FYI, I'm finding other people on the net via Google who have seen this same problem when they went to 2.6.9-22. Downgrading to 2.6.9-11 seems to be fixing the problems for everyone else.

I'll open a ticket and see what happens.

Don


Don MacAskill wrote:

Tom Sightler wrote:
On Mon, 2006-03-06 at 16:27 -0800, Don MacAskill wrote:
We have an 8-way RHEL4 AS system (4 dual-core Opterons) with no swap (because swapping is still broken for DB loads. It swaps the DB out in preference of disk cache).
...
We're obviously not starving for RAM (3.4GB in disk cache), and we don't have any swap enabled, so what on earth is it doing and why is it pegging my CPU?

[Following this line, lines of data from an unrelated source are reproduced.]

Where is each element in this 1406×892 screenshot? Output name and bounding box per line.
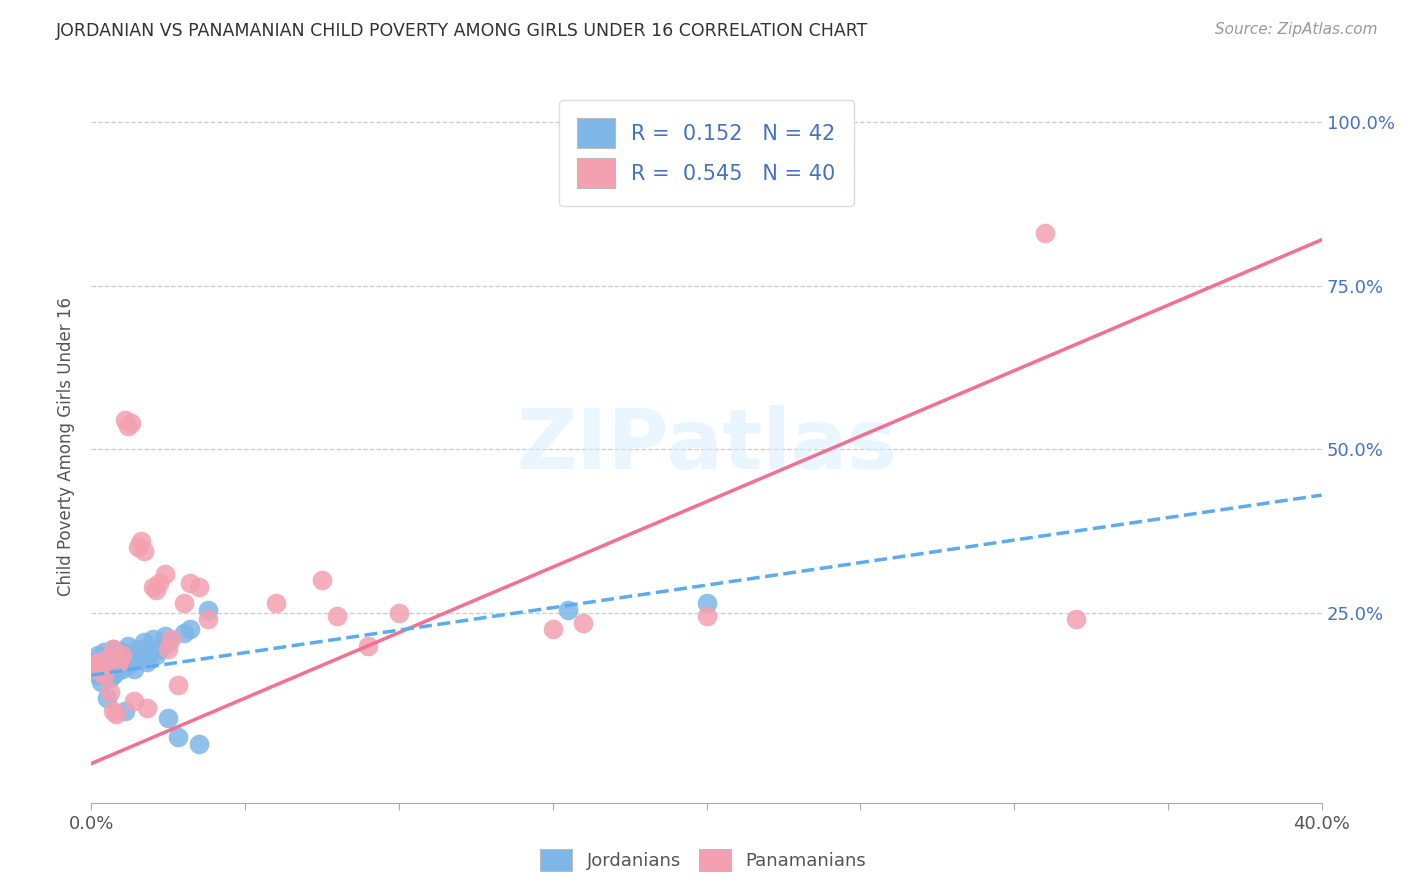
Point <box>132 635 155 649</box>
Point <box>114 704 136 718</box>
Legend: R =  0.152   N = 42, R =  0.545   N = 40: R = 0.152 N = 42, R = 0.545 N = 40 <box>558 100 855 206</box>
Point <box>108 655 131 669</box>
Point <box>135 701 157 715</box>
Point <box>197 612 219 626</box>
Point <box>83 658 105 673</box>
Point <box>101 642 124 657</box>
Point <box>142 632 165 647</box>
Point <box>696 609 718 624</box>
Point <box>105 665 127 679</box>
Point <box>124 694 146 708</box>
Point <box>326 609 349 624</box>
Point <box>166 731 188 745</box>
Point <box>93 645 115 659</box>
Point <box>96 691 118 706</box>
Point <box>83 655 105 669</box>
Point <box>114 413 136 427</box>
Text: ZIPatlas: ZIPatlas <box>516 406 897 486</box>
Point <box>86 655 108 669</box>
Point <box>145 648 167 663</box>
Point <box>129 652 152 666</box>
Point <box>696 596 718 610</box>
Point <box>96 652 118 666</box>
Text: JORDANIAN VS PANAMANIAN CHILD POVERTY AMONG GIRLS UNDER 16 CORRELATION CHART: JORDANIAN VS PANAMANIAN CHILD POVERTY AM… <box>56 22 869 40</box>
Point <box>145 582 167 597</box>
Point <box>557 602 579 616</box>
Point <box>117 639 139 653</box>
Text: Source: ZipAtlas.com: Source: ZipAtlas.com <box>1215 22 1378 37</box>
Point <box>117 419 139 434</box>
Point <box>160 632 183 647</box>
Point <box>132 543 155 558</box>
Point <box>166 678 188 692</box>
Point <box>111 648 134 663</box>
Point <box>105 707 127 722</box>
Point <box>120 416 142 430</box>
Point <box>98 672 121 686</box>
Point <box>93 665 115 679</box>
Point <box>188 737 211 751</box>
Point <box>108 655 131 669</box>
Point <box>139 645 162 659</box>
Point <box>117 658 139 673</box>
Point <box>264 596 287 610</box>
Point <box>86 668 108 682</box>
Point <box>96 658 118 673</box>
Point <box>90 665 112 679</box>
Point <box>148 642 170 657</box>
Point <box>157 642 180 657</box>
Point <box>541 623 564 637</box>
Point <box>101 704 124 718</box>
Point <box>153 566 177 581</box>
Point <box>101 642 124 657</box>
Point <box>148 576 170 591</box>
Point <box>153 629 177 643</box>
Point <box>357 639 380 653</box>
Point <box>98 652 121 666</box>
Legend: Jordanians, Panamanians: Jordanians, Panamanians <box>533 842 873 879</box>
Point <box>179 623 201 637</box>
Point <box>197 602 219 616</box>
Point <box>120 655 142 669</box>
Point <box>127 541 149 555</box>
Point <box>124 662 146 676</box>
Point <box>127 642 149 657</box>
Point <box>173 596 195 610</box>
Y-axis label: Child Poverty Among Girls Under 16: Child Poverty Among Girls Under 16 <box>56 296 75 596</box>
Point <box>1064 612 1087 626</box>
Point <box>129 533 152 548</box>
Point <box>150 639 173 653</box>
Point <box>388 606 411 620</box>
Point <box>90 674 112 689</box>
Point <box>98 684 121 698</box>
Point <box>572 615 595 630</box>
Point <box>179 576 201 591</box>
Point <box>142 580 165 594</box>
Point <box>101 668 124 682</box>
Point <box>157 635 180 649</box>
Point <box>173 625 195 640</box>
Point <box>188 580 211 594</box>
Point <box>111 662 134 676</box>
Point <box>311 573 333 587</box>
Point <box>86 648 108 663</box>
Point <box>1033 226 1056 240</box>
Point <box>93 668 115 682</box>
Point <box>111 645 134 659</box>
Point <box>105 648 127 663</box>
Point <box>135 655 157 669</box>
Point <box>90 662 112 676</box>
Point <box>157 711 180 725</box>
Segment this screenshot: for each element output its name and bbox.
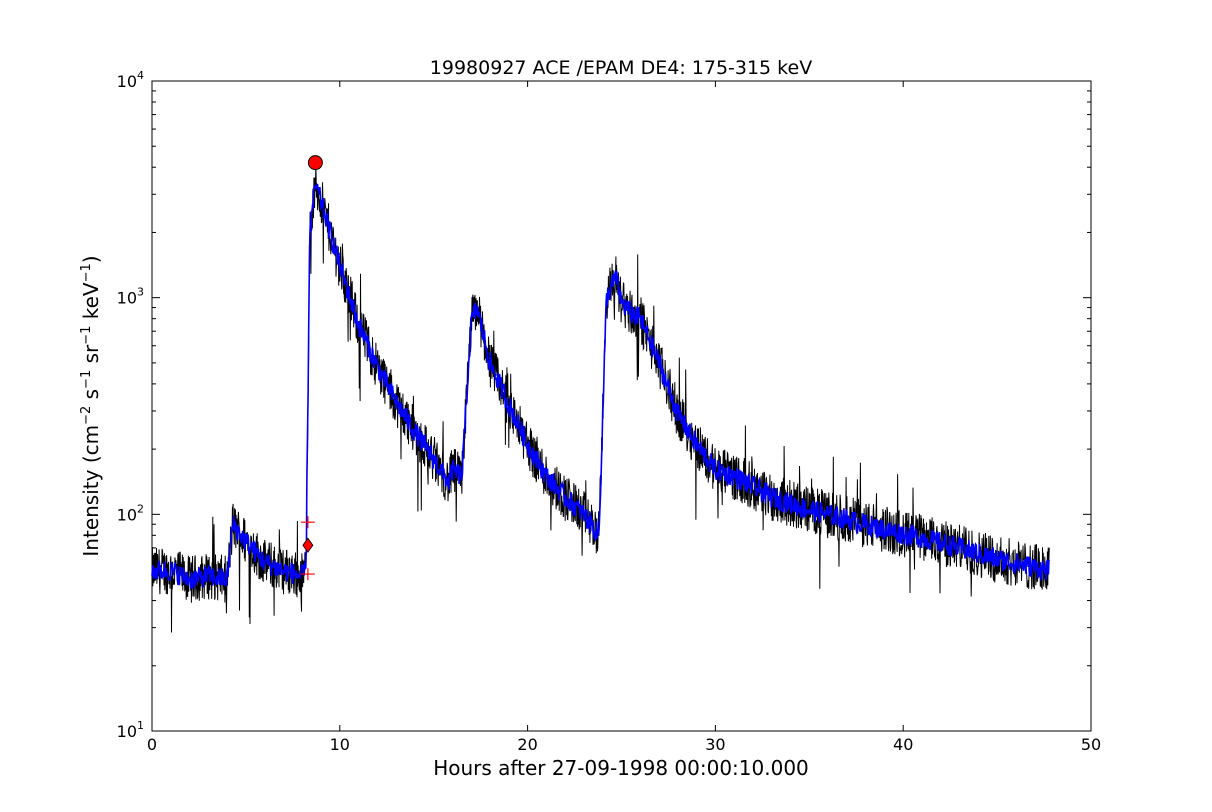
x-axis: 0 10 20 30 40 50: [147, 81, 1101, 754]
y-tick-label: 102: [117, 502, 144, 524]
y-axis: 101 102 103 104: [117, 69, 1091, 741]
x-tick-label: 40: [893, 735, 913, 754]
x-tick-label: 50: [1081, 735, 1101, 754]
x-axis-label: Hours after 27-09-1998 00:00:10.000: [433, 756, 809, 780]
x-tick-label: 20: [517, 735, 537, 754]
series-layer: [151, 163, 1051, 633]
peak-marker: [307, 155, 323, 171]
x-tick-label: 0: [147, 735, 157, 754]
marker-layer: [300, 155, 323, 581]
chart-title: 19980927 ACE /EPAM DE4: 175-315 keV: [430, 57, 812, 79]
plot-frame: [151, 80, 1092, 732]
x-tick-label: 10: [330, 735, 350, 754]
error-plus-marker: [300, 516, 315, 529]
onset-marker: [302, 537, 314, 553]
series-raw-line: [151, 163, 1050, 633]
plot-area: [151, 80, 1092, 732]
series-smoothed-line: [151, 183, 1051, 589]
y-axis-label: Intensity (cm−2 s−1 sr−1 keV−1): [79, 255, 103, 556]
x-tick-label: 30: [705, 735, 725, 754]
error-plus-marker: [300, 568, 315, 581]
y-tick-label: 103: [117, 286, 144, 308]
y-tick-label: 104: [117, 69, 144, 91]
y-tick-label: 101: [117, 719, 144, 741]
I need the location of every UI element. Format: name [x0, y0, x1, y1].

I think these two statements together basically outline your problem.
You assume that when swap is enabled and the systems starts swapping,
that the system is broken.  Then, you disable swap to fix the
"brokeness" and wonder why kswapd uses lots of CPU.  Well, it's kswapd's
job to monitor free memory and make sure memory pages are free.  Your
system has 40MB free (cache usage still counts as used memory, even if
you don't want to count it), which is probably low enough that kswap
thinks it needs to free up some memory.  It's busily scanning memory
looking for stuff to swap out except, hey, what's this, there's no swap,
so it's a wasted effort but that won't keep it from trying again and
again.


There was a big discussion about this problem on taroon-list a few years ago. We all spent quite a bit of time trying to tune the swap parameters and couldn't do it. Turning of swap fixed the problem 100%.

Fact: There was major brokenness under DB loads with swap enabled. It *is* broken.

Fact: As soon as we disabled swap, our DB boxes saw a 2X boost in performance.

I've been running RHEL4 on this box for awhile, ran into a similar problem, played with the tuneables, finally disabled swap, my problems went away. Figured it would have been fixed in RHEL4, but no such luck.

Recently, though, I updated to U2. I *think* (I can't be sure, alas, since I got busy) this new problem surfaced. Seems like I'm stuck - swap on, performance is bad. Swap off, I lose one of my CPU cores.

If your system is swapping instead of reclaiming cache, don't just
remove all swap, tune the parameters that control the behavior, namely
swappiness and vfs_cache_pressure.  Have you already attempted tuning
with vfs_cache_pressure and not been successful?


Yes, I've tried tuning all of the tuneables I can find. No real difference. I definitely played with swappiness, but I can't recall if I played with vfs_cache_pressure. I probably did, but it's possible I overlooked it - I'll look.

I didn't just turn swap off as a first effort. It was a last resort - and I wasn't alone.